This Washington Post story runs under the catchy headline:
Administration Revives Dispute Over Eavesdropping Authority
I was intrigued. Why, I wondered, would the administration want to talk about this any more? And what “debate?” Well, as I should have expected, the “debate” was silly and wholly irrelevant to the facts of the case.
the Bush administration yesterday reopened a dispute about whether it tried and failed to obtain direct congressional authority for use of the president’s war-making powers on U.S. territory.
So we aren’t actually debating whether the warrantless wiretapping was illegal or not. And we’re not debating the FISA law, or the fact that warrantless wiretapping occurred. What exactly are we debating? Essentially, whether or not the administration knew that their actions would not be legal. That’s the only thing the “asking for permission” factor would demonstrate. But warrantless wiretaps are illegal whether or not the President knows that they are.

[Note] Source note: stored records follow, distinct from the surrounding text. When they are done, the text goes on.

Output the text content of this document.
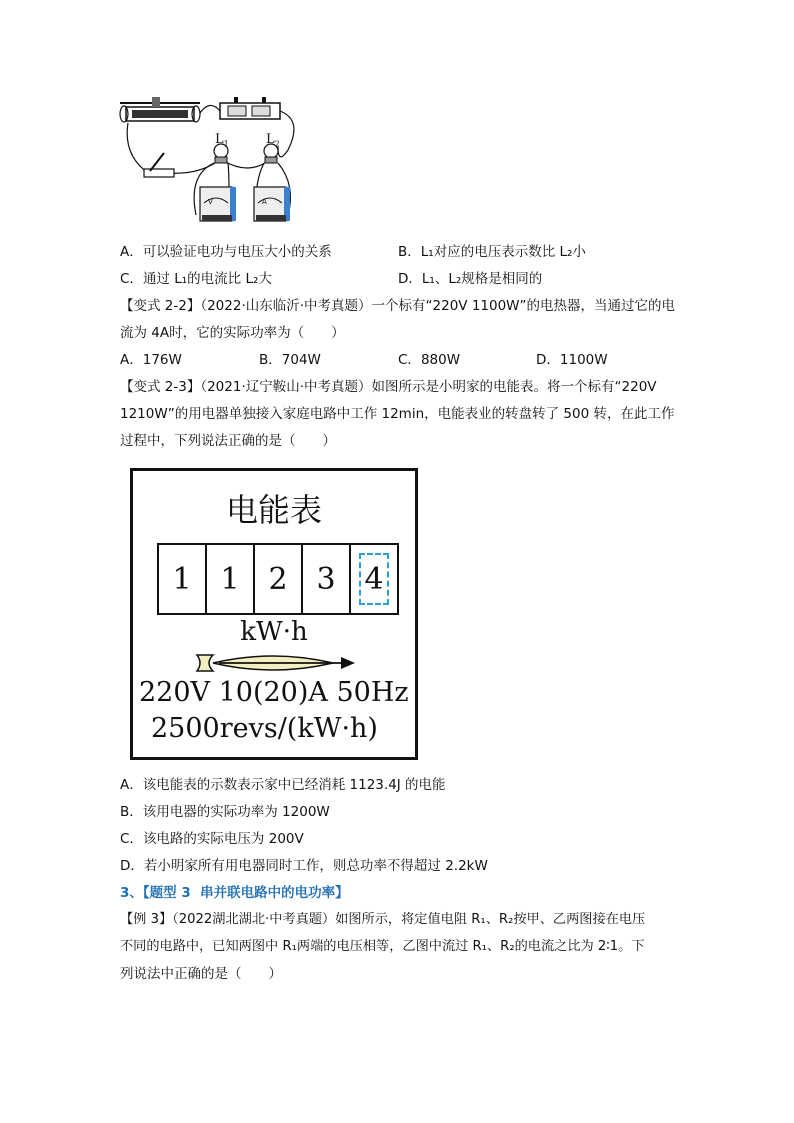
$L_1$	$L_2$
V	A
A．可以验证电功与电压大小的关系	B．L₁对应的电压表示数比 L₂小
C．通过 L₁的电流比 L₂大	D．L₁、L₂规格是相同的
【变式 2-2】（2022·山东临沂·中考真题）一个标有“220V 1100W”的电热器，当通过它的电
流为 4A时，它的实际功率为（　　）
A．176W	B．704W	C．880W	D．1100W
【变式 2-3】（2021·辽宁鞍山·中考真题）如图所示是小明家的电能表。将一个标有“220V
1210W”的用电器单独接入家庭电路中工作 12min，电能表业的转盘转了 500 转，在此工作
过程中，下列说法正确的是（　　）
电能表
1 1 2 3 4
kW·h
220V 10(20)A 50Hz
2500revs/(kW·h)
A．该电能表的示数表示家中已经消耗 1123.4J 的电能
B．该用电器的实际功率为 1200W
C．该电路的实际电压为 200V
D．若小明家所有用电器同时工作，则总功率不得超过 2.2kW
3、【题型 3 串并联电路中的电功率】
【例 3】（2022湖北湖北·中考真题）如图所示，将定值电阻 R₁、R₂按甲、乙两图接在电压
不同的电路中，已知两图中 R₁两端的电压相等，乙图中流过 R₁、R₂的电流之比为 2∶1。下
列说法中正确的是（　　）
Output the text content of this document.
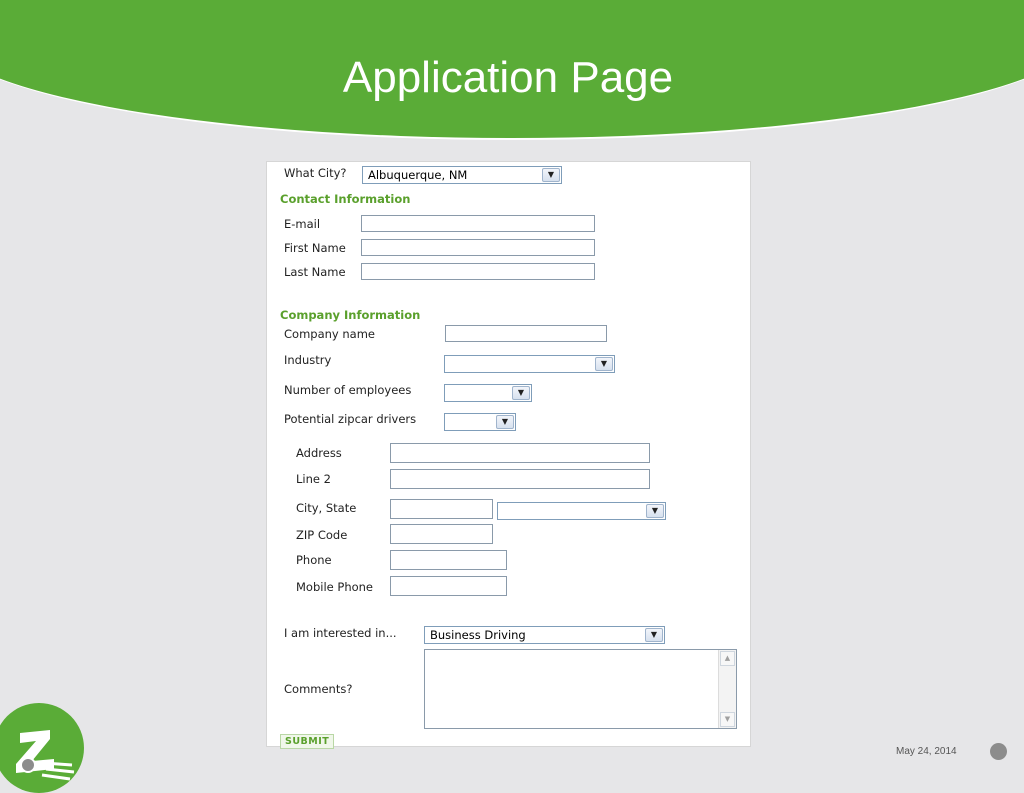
Application Page
What City?	Albuquerque, NM	▼
Contact Information
E-mail
First Name
Last Name
Company Information
Company name
Industry	▼
Number of employees	▼
Potential zipcar drivers	▼
Address
Line 2
City, State	▼
ZIP Code
Phone
Mobile Phone
I am interested in...	Business Driving	▼
Comments?
▲
▼
SUBMIT
May 24, 2014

The rest of the article is just he-said he-said journalism:
“Literally minutes before the Senate cast its vote” on Sept. 14, 2001, Daschle wrote, the White House asked to insert the words “in the United States” into the use-of-force resolution. “I could see no justification for Congress to accede to this extraordinary request for additional authority,” Daschle added. “I refused.”
. . .
Reached by telephone last night, [David] Crane [aide to Trent Lott, who Daschle’s office said brought the request to them] said he has “absolutely no recollection of that ever having occurred.” Though he took part in negotiations over the use-of-force resolution, Crane said, he had been reassigned to another task before the resolution reached the Senate floor.
Oh, good. No one knows what happened about an irrelevant question. What kind of news is this? Why not take a moment to talk about whether or not violating the law is illegal, or even doing a little background on whether it makes sense to classify wiretapping in the United States as a use of force?